Senators ask GAO to expand patient matching study

Elizabeth Warren
Sen. Elizabeth Warren, D-Massachusetts, is one of five senators calling on the GAO to expand it's patient matching study.

A bipartisan group of senators is asking the Government Accountability Office to expand the scope of its review of patient matching within electronic medical records to include the cost and patient care impact of mismatches.

The 21st Century Cures Act requires the GAO to conduct a study on patient matching to protect patient privacy and security. Part of the watchdog agency’s assessment includes reviewing policies and procedures at the Office of the National Coordinator for Health IT as well as the private sector, and determine whether federal officials should take additional steps to define data elements or expand EHR standards.

The law requires GAO to submit the report to Congress by December 2018.

In a letter to GAO Comptroller General Gene L. Dodaro, Elizbeth Warren, D-Massachusetts, Orrin Hatch, R-Utah, Tammy Baldwin, D-Wisconsin, and Sheldon Whitehouse, D-Rhode Island, and Bill Cassidy, R-Louisiana, requested the agency “provide data on the prevalence of patient data mismatches as well as the costs and risks associated with these mismatches.”

“In developing these recommendations, we urge you to consider how ONC could improve patient matching by considering the application of a national patient matching strategy,” the senators wrote.

RELATED: Lawmakers build patient matching into HHS budget

Although some groups, like the Center for Data Innovation, support the creation of a national patient identify, Congress has banned the Department of Health and Human Services from using funds to create a unique patient identifier.
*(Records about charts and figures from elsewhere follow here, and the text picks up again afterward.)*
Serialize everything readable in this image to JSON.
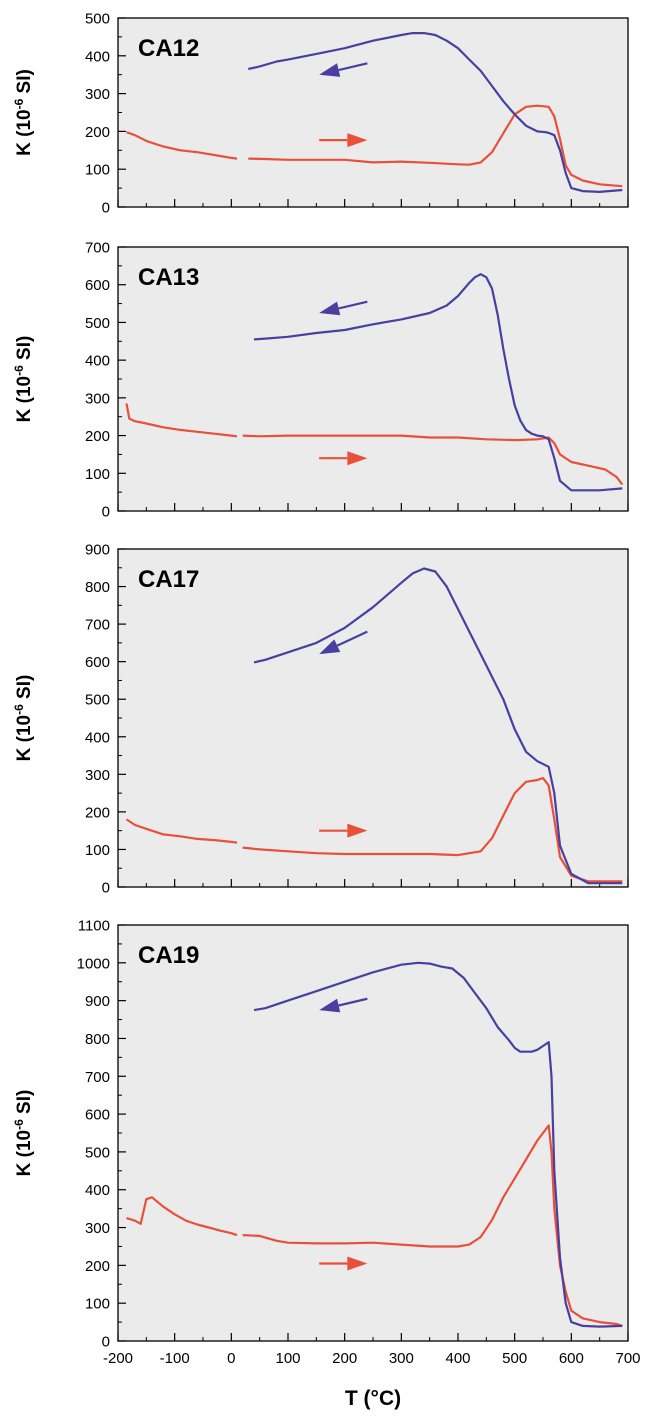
{
  "x_axis": {
    "label": "T (°C)",
    "lim": [
      -200,
      700
    ],
    "ticks": [
      -200,
      -100,
      0,
      100,
      200,
      300,
      400,
      500,
      600,
      700
    ],
    "tick_labels": [
      "-200",
      "-100",
      "0",
      "100",
      "200",
      "300",
      "400",
      "500",
      "600",
      "700"
    ]
  },
  "colors": {
    "heating": "#e8503a",
    "cooling": "#4a3fa0",
    "panel_bg": "#ebebeb"
  },
  "chart_data": [
    {
      "type": "line",
      "title": "CA12",
      "ylabel": "K (10-6 SI)",
      "ylabel_main": "K (10",
      "ylabel_sup": "-6",
      "ylabel_unit": " SI)",
      "xlim": [
        -200,
        700
      ],
      "ylim": [
        0,
        500
      ],
      "yticks": [
        0,
        100,
        200,
        300,
        400,
        500
      ],
      "yminor": 50,
      "series": [
        {
          "color": "#e8503a",
          "x": [
            -185,
            -170,
            -150,
            -120,
            -90,
            -60,
            -40,
            -20,
            0,
            10
          ],
          "y": [
            198,
            190,
            175,
            160,
            150,
            145,
            140,
            135,
            130,
            128
          ]
        },
        {
          "color": "#e8503a",
          "x": [
            30,
            60,
            100,
            150,
            200,
            250,
            300,
            350,
            400,
            420,
            440,
            460,
            480,
            500,
            520,
            540,
            560,
            570,
            580,
            590,
            600,
            620,
            650,
            690
          ],
          "y": [
            128,
            127,
            125,
            125,
            125,
            118,
            120,
            117,
            113,
            112,
            118,
            145,
            195,
            245,
            265,
            268,
            265,
            240,
            180,
            110,
            85,
            70,
            60,
            55
          ]
        },
        {
          "color": "#4a3fa0",
          "x": [
            30,
            50,
            80,
            100,
            150,
            200,
            250,
            300,
            320,
            340,
            360,
            380,
            400,
            420,
            440,
            460,
            480,
            500,
            520,
            540,
            555,
            560,
            570,
            580,
            590,
            600,
            620,
            650,
            690
          ],
          "y": [
            365,
            372,
            385,
            390,
            405,
            420,
            440,
            455,
            460,
            460,
            455,
            440,
            420,
            390,
            360,
            320,
            280,
            245,
            215,
            200,
            198,
            196,
            190,
            150,
            90,
            50,
            42,
            40,
            45
          ]
        }
      ],
      "arrows": [
        {
          "color": "#4a3fa0",
          "from": [
            240,
            380
          ],
          "to": [
            155,
            350
          ]
        },
        {
          "color": "#e8503a",
          "from": [
            155,
            177
          ],
          "to": [
            240,
            177
          ]
        }
      ]
    },
    {
      "type": "line",
      "title": "CA13",
      "ylabel": "K (10-6 SI)",
      "ylabel_main": "K (10",
      "ylabel_sup": "-6",
      "ylabel_unit": " SI)",
      "xlim": [
        -200,
        700
      ],
      "ylim": [
        0,
        700
      ],
      "yticks": [
        0,
        100,
        200,
        300,
        400,
        500,
        600,
        700
      ],
      "yminor": 50,
      "series": [
        {
          "color": "#e8503a",
          "x": [
            -185,
            -180,
            -170,
            -150,
            -120,
            -90,
            -60,
            -30,
            0,
            10
          ],
          "y": [
            285,
            245,
            238,
            232,
            222,
            215,
            210,
            205,
            200,
            198
          ]
        },
        {
          "color": "#e8503a",
          "x": [
            20,
            50,
            100,
            150,
            200,
            250,
            300,
            350,
            400,
            450,
            500,
            540,
            560,
            570,
            580,
            600,
            630,
            660,
            680,
            690
          ],
          "y": [
            200,
            198,
            200,
            200,
            200,
            200,
            200,
            195,
            195,
            190,
            188,
            190,
            195,
            180,
            150,
            130,
            120,
            110,
            90,
            70
          ]
        },
        {
          "color": "#4a3fa0",
          "x": [
            40,
            60,
            100,
            150,
            200,
            250,
            300,
            350,
            380,
            400,
            420,
            430,
            440,
            450,
            460,
            470,
            480,
            490,
            500,
            510,
            520,
            530,
            540,
            550,
            560,
            570,
            580,
            600,
            620,
            650,
            690
          ],
          "y": [
            455,
            457,
            462,
            472,
            480,
            495,
            508,
            525,
            545,
            570,
            605,
            620,
            628,
            620,
            590,
            520,
            430,
            350,
            280,
            240,
            215,
            205,
            200,
            198,
            190,
            140,
            80,
            55,
            55,
            55,
            60
          ]
        }
      ],
      "arrows": [
        {
          "color": "#4a3fa0",
          "from": [
            240,
            555
          ],
          "to": [
            155,
            525
          ]
        },
        {
          "color": "#e8503a",
          "from": [
            155,
            140
          ],
          "to": [
            240,
            140
          ]
        }
      ]
    },
    {
      "type": "line",
      "title": "CA17",
      "ylabel": "K (10-6 SI)",
      "ylabel_main": "K (10",
      "ylabel_sup": "-6",
      "ylabel_unit": " SI)",
      "xlim": [
        -200,
        700
      ],
      "ylim": [
        0,
        900
      ],
      "yticks": [
        0,
        100,
        200,
        300,
        400,
        500,
        600,
        700,
        800,
        900
      ],
      "yminor": 50,
      "series": [
        {
          "color": "#e8503a",
          "x": [
            -185,
            -170,
            -150,
            -120,
            -90,
            -60,
            -30,
            0,
            10
          ],
          "y": [
            180,
            165,
            155,
            140,
            135,
            128,
            125,
            120,
            118
          ]
        },
        {
          "color": "#e8503a",
          "x": [
            20,
            50,
            100,
            150,
            200,
            250,
            300,
            350,
            400,
            440,
            460,
            480,
            500,
            520,
            540,
            550,
            560,
            570,
            580,
            600,
            630,
            660,
            690
          ],
          "y": [
            105,
            100,
            95,
            90,
            88,
            88,
            88,
            88,
            85,
            95,
            130,
            190,
            250,
            280,
            285,
            290,
            270,
            180,
            80,
            30,
            15,
            15,
            15
          ]
        },
        {
          "color": "#4a3fa0",
          "x": [
            40,
            60,
            100,
            150,
            200,
            250,
            300,
            320,
            340,
            360,
            380,
            400,
            420,
            440,
            460,
            480,
            500,
            520,
            540,
            560,
            570,
            580,
            600,
            630,
            660,
            690
          ],
          "y": [
            598,
            605,
            625,
            650,
            690,
            745,
            810,
            835,
            848,
            840,
            800,
            740,
            680,
            620,
            560,
            500,
            420,
            360,
            335,
            320,
            250,
            110,
            35,
            10,
            10,
            10
          ]
        }
      ],
      "arrows": [
        {
          "color": "#4a3fa0",
          "from": [
            240,
            680
          ],
          "to": [
            155,
            620
          ]
        },
        {
          "color": "#e8503a",
          "from": [
            155,
            150
          ],
          "to": [
            240,
            150
          ]
        }
      ]
    },
    {
      "type": "line",
      "title": "CA19",
      "ylabel": "K (10-6 SI)",
      "ylabel_main": "K (10",
      "ylabel_sup": "-6",
      "ylabel_unit": " SI)",
      "xlim": [
        -200,
        700
      ],
      "ylim": [
        0,
        1100
      ],
      "yticks": [
        0,
        100,
        200,
        300,
        400,
        500,
        600,
        700,
        800,
        900,
        1000,
        1100
      ],
      "yminor": 50,
      "series": [
        {
          "color": "#e8503a",
          "x": [
            -185,
            -170,
            -160,
            -150,
            -140,
            -120,
            -100,
            -80,
            -60,
            -40,
            -20,
            0,
            10
          ],
          "y": [
            325,
            318,
            310,
            375,
            380,
            355,
            335,
            318,
            308,
            300,
            292,
            285,
            280
          ]
        },
        {
          "color": "#e8503a",
          "x": [
            20,
            50,
            80,
            100,
            150,
            200,
            250,
            300,
            350,
            400,
            420,
            440,
            460,
            480,
            500,
            520,
            540,
            560,
            565,
            570,
            580,
            590,
            600,
            620,
            650,
            680,
            690
          ],
          "y": [
            280,
            278,
            265,
            260,
            258,
            258,
            260,
            255,
            250,
            250,
            255,
            275,
            320,
            380,
            430,
            480,
            530,
            570,
            500,
            350,
            200,
            130,
            80,
            60,
            50,
            45,
            40
          ]
        },
        {
          "color": "#4a3fa0",
          "x": [
            40,
            60,
            100,
            150,
            200,
            250,
            300,
            330,
            350,
            370,
            390,
            410,
            430,
            450,
            470,
            490,
            500,
            510,
            520,
            530,
            540,
            550,
            560,
            565,
            570,
            580,
            590,
            600,
            620,
            650,
            690
          ],
          "y": [
            875,
            880,
            900,
            925,
            950,
            975,
            995,
            1000,
            998,
            990,
            985,
            960,
            920,
            880,
            830,
            795,
            775,
            765,
            765,
            765,
            770,
            780,
            790,
            700,
            450,
            220,
            100,
            50,
            40,
            38,
            40
          ]
        }
      ],
      "arrows": [
        {
          "color": "#4a3fa0",
          "from": [
            240,
            905
          ],
          "to": [
            155,
            875
          ]
        },
        {
          "color": "#e8503a",
          "from": [
            155,
            205
          ],
          "to": [
            240,
            205
          ]
        }
      ]
    }
  ]
}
Last year, however, lawmakers allowed HHS to examine issues around patient matching, leading ONC to launch a patient matching challenge earlier this year.

In June, members of the House Committee on Appropriations singled outpatient matching as a priority for ONC in the coming year. More than two dozen organizations have called on lawmakers to allow ONC to provide technical assistance to patient matching initiatives in the private sector.